As the pictures go up on Facebook et. al. of the towers and we are counseled not to forget, I wonder what it is about us that holds on so strongly. I get that this was important, that the towers were not only physical structures that held the flesh and blood of so many people who lived and loved, were fathers and sons, daughters and mothers, but perhaps more. Perhaps they were the force field that was supposed to signify the divide between us and them and that what shocked us all so much, myself absolutely included, was that the divide was so easily conquered. To some, 9/11 was the day that a war began. To some, it is more personal. To many, it will never end.
There’s a part in us all that likes to take ownership of tragedy. To say, “I was there,” to stake a claim that we feel more than the guy next to us, or across the country from us. It’s a cousin to that original feeling, the one that held us separate, that divided us. I don’t know what you feel. Though I was in Manhattan that day, my ears were turned off to the screams of sirens, my heart to the fall. I was a quiet observer, trekking uptown through swarms of people who smoked in the streets of a midtown packed, like it was a street festival. We looked up and the day tingled with a feeling of something different, new, no school today.

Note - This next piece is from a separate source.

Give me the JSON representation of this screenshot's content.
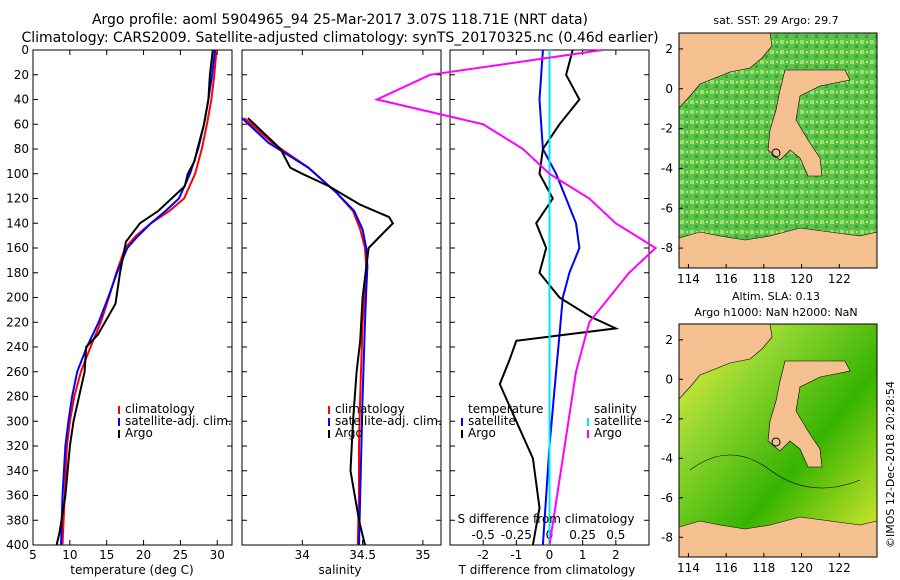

No, it wasn’t until my train peaked through the tunnel and my exodus completed that the sound came rushing back into my ears and I felt. In the safety of my bathroom that night, in a shower that washed the smell of soot from my hair, I felt. I felt terrified. And I felt that the world of foreign policy and boring pages in front of the style section of the New York Times were coming to get me, to shake me into wakefulness, so that I knew that it was real. That people in pictures or who moved across the screen from me in the blue light of the television were actual. That speeches made from the pulpits of politicians held meaning. That legislation was connected to something that could affect even me.
Of course we won’t forget.
But will we remember what we learned?